But perhaps the most evocative relic from 1816 is one that was entirely deserted when I went: the mansion of Madame de Stäel in Coppet, about 40 minutes by train from Lausanne, whose salon was the only one in Switzerland that Byron would deign to attend. The formidable 50-year-old de Stäel was famous in Europe for her bestselling novels, her collection of famous lovers and her outspoken liberal politics (she was exiled from Paris by Napoleon in 1804), and her soirées attracted the greatest minds of Europe. Today, the chateau, a five-minute stroll from the railway station, remains in the family. The 10th-generation owner, Count Othenin d’Haussonville, aged 79, lives in one section, but opens many rooms to the public. These are filled with the original furnishings, including Madame de Stäel’s personal bathtub and pianoforte.

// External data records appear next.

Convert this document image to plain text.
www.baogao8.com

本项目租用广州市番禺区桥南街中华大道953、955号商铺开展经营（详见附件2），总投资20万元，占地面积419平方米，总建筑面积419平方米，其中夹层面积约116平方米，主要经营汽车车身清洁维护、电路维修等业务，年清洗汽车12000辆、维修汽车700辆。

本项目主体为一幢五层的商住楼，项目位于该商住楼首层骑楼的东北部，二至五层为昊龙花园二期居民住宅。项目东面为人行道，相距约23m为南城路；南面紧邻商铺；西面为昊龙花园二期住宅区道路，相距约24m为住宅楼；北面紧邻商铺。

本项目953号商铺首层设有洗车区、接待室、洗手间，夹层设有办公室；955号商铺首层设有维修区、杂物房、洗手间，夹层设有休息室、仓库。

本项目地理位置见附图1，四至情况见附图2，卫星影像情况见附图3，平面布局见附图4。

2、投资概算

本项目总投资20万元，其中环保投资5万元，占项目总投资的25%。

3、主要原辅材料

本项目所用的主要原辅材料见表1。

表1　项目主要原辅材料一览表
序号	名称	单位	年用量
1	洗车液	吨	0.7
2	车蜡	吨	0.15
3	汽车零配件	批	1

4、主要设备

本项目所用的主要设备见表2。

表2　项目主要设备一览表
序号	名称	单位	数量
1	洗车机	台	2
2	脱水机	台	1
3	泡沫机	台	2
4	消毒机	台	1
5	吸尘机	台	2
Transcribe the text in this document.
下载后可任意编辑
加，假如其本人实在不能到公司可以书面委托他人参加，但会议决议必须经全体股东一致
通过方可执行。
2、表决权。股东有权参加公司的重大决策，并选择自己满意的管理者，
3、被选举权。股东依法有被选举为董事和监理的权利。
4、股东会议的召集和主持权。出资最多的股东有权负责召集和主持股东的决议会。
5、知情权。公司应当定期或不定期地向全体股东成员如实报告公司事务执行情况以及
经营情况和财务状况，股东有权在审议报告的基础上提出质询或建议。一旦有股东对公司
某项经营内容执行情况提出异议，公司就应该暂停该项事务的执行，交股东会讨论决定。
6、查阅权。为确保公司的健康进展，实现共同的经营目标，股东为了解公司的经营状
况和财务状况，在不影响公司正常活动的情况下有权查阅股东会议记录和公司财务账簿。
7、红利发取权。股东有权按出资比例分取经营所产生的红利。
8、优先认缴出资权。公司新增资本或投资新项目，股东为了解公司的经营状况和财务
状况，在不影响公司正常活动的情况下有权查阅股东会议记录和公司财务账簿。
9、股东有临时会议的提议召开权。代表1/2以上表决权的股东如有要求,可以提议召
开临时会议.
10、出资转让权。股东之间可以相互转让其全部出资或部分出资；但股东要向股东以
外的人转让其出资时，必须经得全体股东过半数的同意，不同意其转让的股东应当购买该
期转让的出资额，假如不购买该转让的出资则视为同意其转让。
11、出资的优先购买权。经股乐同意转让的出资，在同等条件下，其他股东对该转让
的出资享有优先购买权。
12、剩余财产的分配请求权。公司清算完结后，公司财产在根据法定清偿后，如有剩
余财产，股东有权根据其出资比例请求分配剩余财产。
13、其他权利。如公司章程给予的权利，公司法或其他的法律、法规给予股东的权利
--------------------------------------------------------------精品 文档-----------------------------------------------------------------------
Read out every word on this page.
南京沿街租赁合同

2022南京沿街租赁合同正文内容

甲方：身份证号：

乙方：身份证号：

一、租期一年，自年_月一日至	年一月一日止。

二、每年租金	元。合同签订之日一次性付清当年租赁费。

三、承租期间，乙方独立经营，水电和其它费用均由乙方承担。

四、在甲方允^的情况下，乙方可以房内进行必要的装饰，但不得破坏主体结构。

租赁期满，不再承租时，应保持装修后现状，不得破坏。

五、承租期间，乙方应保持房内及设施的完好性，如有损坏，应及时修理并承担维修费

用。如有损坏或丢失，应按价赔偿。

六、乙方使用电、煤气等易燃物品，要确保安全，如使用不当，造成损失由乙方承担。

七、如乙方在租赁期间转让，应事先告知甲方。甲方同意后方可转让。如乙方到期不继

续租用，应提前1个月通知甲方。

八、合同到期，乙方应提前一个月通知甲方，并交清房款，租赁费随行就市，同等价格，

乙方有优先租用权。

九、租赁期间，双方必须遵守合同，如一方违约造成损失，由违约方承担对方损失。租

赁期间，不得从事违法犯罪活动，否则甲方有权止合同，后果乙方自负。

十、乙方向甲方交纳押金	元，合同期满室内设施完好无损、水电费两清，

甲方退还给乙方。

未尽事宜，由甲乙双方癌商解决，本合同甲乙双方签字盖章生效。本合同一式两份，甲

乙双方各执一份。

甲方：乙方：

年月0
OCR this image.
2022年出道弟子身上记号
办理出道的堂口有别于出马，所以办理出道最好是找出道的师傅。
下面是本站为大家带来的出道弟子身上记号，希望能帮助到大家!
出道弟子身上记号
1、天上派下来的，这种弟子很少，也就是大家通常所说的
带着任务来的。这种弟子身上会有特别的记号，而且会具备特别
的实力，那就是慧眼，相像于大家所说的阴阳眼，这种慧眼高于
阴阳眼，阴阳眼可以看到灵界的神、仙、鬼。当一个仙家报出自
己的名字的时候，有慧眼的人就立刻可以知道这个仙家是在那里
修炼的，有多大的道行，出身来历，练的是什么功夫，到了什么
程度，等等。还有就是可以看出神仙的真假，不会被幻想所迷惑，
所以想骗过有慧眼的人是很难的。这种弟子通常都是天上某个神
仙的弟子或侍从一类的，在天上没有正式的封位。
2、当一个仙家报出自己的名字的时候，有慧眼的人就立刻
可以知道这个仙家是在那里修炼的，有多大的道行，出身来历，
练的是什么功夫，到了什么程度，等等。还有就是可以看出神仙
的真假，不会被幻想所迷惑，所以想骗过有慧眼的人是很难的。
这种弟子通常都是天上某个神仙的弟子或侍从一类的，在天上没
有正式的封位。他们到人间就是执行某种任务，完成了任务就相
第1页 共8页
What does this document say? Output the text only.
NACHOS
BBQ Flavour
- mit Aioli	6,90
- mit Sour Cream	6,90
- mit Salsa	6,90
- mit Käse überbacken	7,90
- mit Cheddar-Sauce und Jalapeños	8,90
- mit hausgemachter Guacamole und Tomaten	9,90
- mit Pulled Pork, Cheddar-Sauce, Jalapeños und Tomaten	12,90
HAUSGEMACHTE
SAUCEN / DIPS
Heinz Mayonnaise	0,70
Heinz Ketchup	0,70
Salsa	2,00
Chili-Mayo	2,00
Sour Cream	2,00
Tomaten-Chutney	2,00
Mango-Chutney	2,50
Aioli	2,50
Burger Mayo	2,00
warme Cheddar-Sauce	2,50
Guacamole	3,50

FASCINATED as the Romantics were by the spiritual power of untrammeled nature, not even the self-absorbed Byron could visit Switzerland without experiencing the Alps. At different times over the summer, he and his cohort made grueling excursions by horse and mule, to be totally overwhelmed by the sheer scale of the peaks and waterfalls, the rumbling avalanches and the unearthly glaciers — “like a frozen-hurricane,” Byron wrote admiringly in his journal.
The most ambitious Alpine jaunt was undertaken by Byron and his visiting Cambridge chum Hobhouse, into the breathtaking Bernese Oberland. But while Byron and “Hobby” spent days on horseback, the trip can now be made in a few hours on one of Switzerland’s most stunning train rides, which climbs from Montreux to Interlaken in the German-speaking region. The panoramic carriages offer sweeping views from Montbovon over the whole of Lake Geneva, then delve through tunnels and switchbacks into the heart of the Alps, where the three signature peaks of the Jungfrau, Eiger and Mönch loom like a Lindt chocolate box cover.
Even the tormented Byron seemed to enjoy himself in this celestial mountain scenery. On one occasion, crossing a high pass, he apparently lightened up so much that he “made a snowball and threw it at Hobhouse,” reports Elma Dangerfield. And on finding a lush glade, “I lay down in the sun enjoying myself most entirely,” Byron wrote to his half-sister, “and dared to write down in my pocket-book that I was happy.”
The climax came at the village of Lauterbrunnen, stunningly set in a deep gorge lined with waterfalls, one of which Byron described as “the tail of a white horse streaming in the wind.”
Today, Lauterbrunnen’s dramatic setting is entirely intact, although instead of lodging with a local curate, as Byron and Hobhouse did, I took a room in one of many efficient bed-and-breakfasts on the main street. For the next few days, instead of hitching a mule, I rode cog railways and cable cars high above the clouds to hike along breathtaking ridges, then returned to the village for fortifying cheese fondue dinners. One morning, I got up at dawn to enter a tunnel carved beneath the Staubbach Falls just outside town and gazed out through the torrent at the surrounding mountains while slowly being soaked by glacial spray. Who, I thought, needs laudanum?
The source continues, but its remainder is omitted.